Thomas Yassmin

Profile
- Position: Tight end

Personal information
- Born: 21 October 1999 (age 26) Sydney, New South Wales, Australia
- Listed height: 6 ft 5 in (1.96 m)
- Listed weight: 245 lb (111 kg)

Career information
- High school: Scots College (Bellevue Hill, New South Wales)
- College: Utah (2018–2023)
- NFL draft: 2024: undrafted
- CFL draft: 2024G: 2nd round, 14th overall pick

Career history
- Denver Broncos (2024–2025)*; Los Angeles Chargers (2025–2026)*; Green Bay Packers (2026)*;
- * Offseason or practice squad member only
- Stats at Pro Football Reference

= Thomas Yassmin =

Australian gridiron football player (born 1999)

Thomas Yassmin (/ˈjæzmɪn/ YAZ-min; born 21 October 1999) is an Australian professional American football tight end. He played college football for the Utah Utes and was signed by the Denver Broncos as an undrafted free agent in 2024.

==Early life==
Yassmin originally played rugby at Scots College in Sydney, Australia, where he was also selected on the wing for the Australian Schoolboys rugby side. Yassmin decided to play gridiron football in the United States for the college football team the Utah Utes.

==College career==
In Yassmin's first season in 2018, he redshirted and did not appear in any games. In Yassmin's next two seasons in 2019 and 2020 he played in 16 games while making just two tackles as a special teamer. During the 2021 season, Yassmin only recorded one reception for six yards. In the 2022 regular-season finale, Yassmin notched a 41 yard touchdown as he helped the Utes take down their rival Colorado. In the 2022 Pac-12 Championship, Yassmin caught a pass which he took 60 yards for a touchdown in a win over USC. During the 2022 season, Yassmin hauled in 13 receptions for 301 yards and six touchdowns. In week seven of the 2023 season, Yassmin suffered a season-ending injury.

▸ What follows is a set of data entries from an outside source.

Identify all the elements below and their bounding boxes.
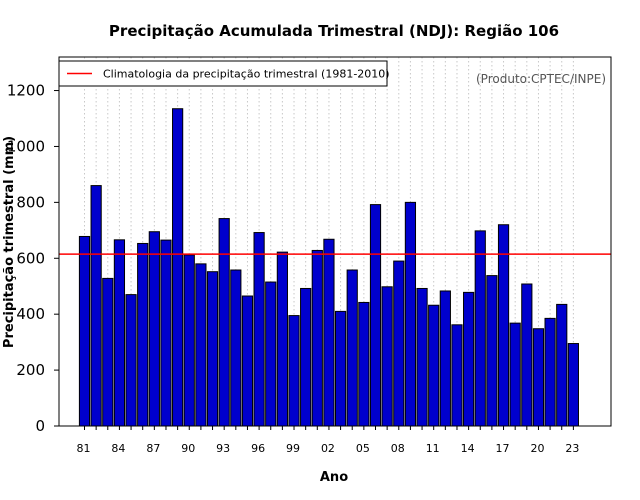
bar-1995	[241, 295, 254, 427]
bar-2017	[497, 224, 510, 427]
bar-1996	[253, 232, 265, 427]
bar-1994	[230, 269, 242, 427]
bar-2001	[311, 249, 323, 427]
x-axis-title: Ano	[320, 470, 348, 485]
x-tick-label: 20	[530, 442, 544, 455]
legend-box	[58, 60, 388, 87]
bar-2021	[544, 317, 556, 427]
x-tick-label: 81	[77, 442, 91, 455]
y-tick-label: 1200	[7, 82, 45, 100]
bar-2011	[428, 304, 440, 427]
bar-1987	[148, 231, 160, 427]
bar-1993	[218, 218, 230, 427]
bar-1990	[183, 254, 195, 427]
bar-1988	[160, 239, 172, 427]
x-tick-label: 84	[111, 442, 125, 455]
bar-2009	[404, 201, 417, 427]
bar-2016	[486, 275, 498, 427]
bar-1984	[113, 239, 126, 427]
x-tick-label: 99	[286, 442, 300, 455]
y-tick-label: 800	[16, 193, 45, 211]
bar-1997	[265, 281, 277, 427]
plot-frame	[58, 56, 612, 427]
bar-1998	[276, 251, 288, 427]
legend: Climatologia da precipitação trimestral …	[58, 60, 390, 87]
bar-1991	[195, 263, 207, 427]
bar-2013	[451, 324, 463, 427]
source-note: (Produto:CPTEC/INPE)	[476, 72, 606, 86]
bar-2012	[439, 290, 451, 427]
x-tick-label: 02	[321, 442, 335, 455]
bar-1985	[125, 294, 137, 427]
bar-1986	[137, 242, 149, 427]
y-tick-label: 0	[35, 417, 45, 435]
legend-label: Climatologia da precipitação trimestral …	[103, 68, 390, 81]
bar-2007	[381, 286, 393, 427]
bar-2014	[463, 291, 475, 427]
y-tick-label: 200	[16, 361, 45, 379]
x-tick-label: 90	[181, 442, 195, 455]
bar-2023	[567, 343, 579, 427]
x-tick-label: 11	[426, 442, 440, 455]
x-tick-label: 08	[391, 442, 405, 455]
bar-2020	[532, 328, 545, 427]
bar-2015	[474, 230, 486, 427]
bar-1982	[90, 185, 102, 427]
bar-1999	[288, 315, 300, 427]
x-tick-label: 23	[565, 442, 579, 455]
bar-2008	[393, 260, 405, 427]
bar-2002	[323, 238, 335, 427]
x-tick-label: 93	[216, 442, 230, 455]
x-tick-label: 96	[251, 442, 265, 455]
x-axis: 81 84 87 90 93 96 99 02 05 08 11 14 17 20 23	[77, 426, 579, 455]
bars	[78, 108, 579, 427]
bar-1983	[102, 277, 114, 427]
x-tick-label: 17	[496, 442, 510, 455]
bar-2022	[556, 303, 568, 427]
bar-2018	[509, 322, 521, 427]
bar-2005	[358, 301, 370, 427]
bar-2019	[521, 283, 533, 427]
y-axis: 0 200 400 600 800 1000 1200	[7, 82, 59, 435]
y-tick-label: 400	[16, 305, 45, 323]
x-tick-label: 87	[146, 442, 160, 455]
bar-1989	[172, 108, 184, 427]
bar-1981	[78, 235, 91, 427]
x-tick-label: 14	[461, 442, 475, 455]
x-tick-label: 05	[356, 442, 370, 455]
bar-2000	[300, 287, 312, 427]
y-tick-label: 1000	[7, 137, 45, 155]
bar-2003	[334, 310, 347, 427]
bar-2004	[346, 269, 358, 427]
bar-2010	[416, 287, 428, 427]
bar-2006	[369, 204, 382, 427]
bar-1992	[206, 271, 219, 427]
y-tick-label: 600	[16, 249, 45, 267]
y-axis-title: Precipitação trimestral (mm)	[2, 136, 17, 348]
chart-title: Precipitação Acumulada Trimestral (NDJ):…	[109, 22, 559, 40]
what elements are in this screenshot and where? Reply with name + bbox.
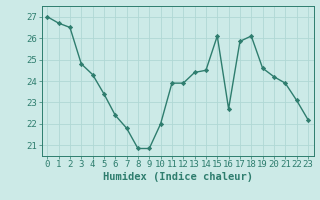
X-axis label: Humidex (Indice chaleur): Humidex (Indice chaleur): [103, 172, 252, 182]
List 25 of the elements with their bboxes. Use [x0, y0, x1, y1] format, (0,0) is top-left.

Yassmin finished the 2023 season with eight receptions for 89 yards and a touchdown.

==Professional career==

Pre-draft measurables
| Height | Weight | Arm length | Hand span | Wingspan | 40-yard dash | 10-yard split | 20-yard split | 20-yard shuttle | Three-cone drill | Vertical jump | Broad jump |
| 6 ft 4+3⁄4 in (1.95 m) | 245 lb (111 kg) | 32+1⁄8 in (0.82 m) | 9+3⁄8 in (0.24 m) | 6 ft 7 in (2.01 m) | 4.58 s | 1.64 s | 2.75 s | 4.52 s | 7.01 s | 32.0 in (0.81 m) | 10 ft 0 in (3.05 m) |
All values from Pro Day

===Denver Broncos===
Yassmin went undrafted in the 2024 NFL draft and signed with the Denver Broncos afterwards. He was then selected in the second round (14th overall) in the 2024 CFL global draft by the Hamilton Tiger-Cats two days later. He was assigned the Broncos' exempt/international roster spot as part of the International Player Pathway Program (IPPP).

On 27 August 2024, Yassmin was waived by the Broncos. The next day, he was re-signed to the practice squad. He signed a reserve/future contract with Denver on 13 January 2025. On 12 May, Yassmin was once again waived by the Broncos.

===Los Angeles Chargers===
On 7 August 2025, Yassmin signed with the Los Angeles Chargers. He was waived on 26 August as a part of the team's final roster cuts. Yassmin was re-signed to the Chargers' practice squad the following day. On 13 January 2026, he signed a reserve/futures contract with Los Angeles.

===Green Bay Packers===
On 28 July 2026, Yassmin signed with the Green Bay Packers. On August 30, he was waived as part of final roster cuts.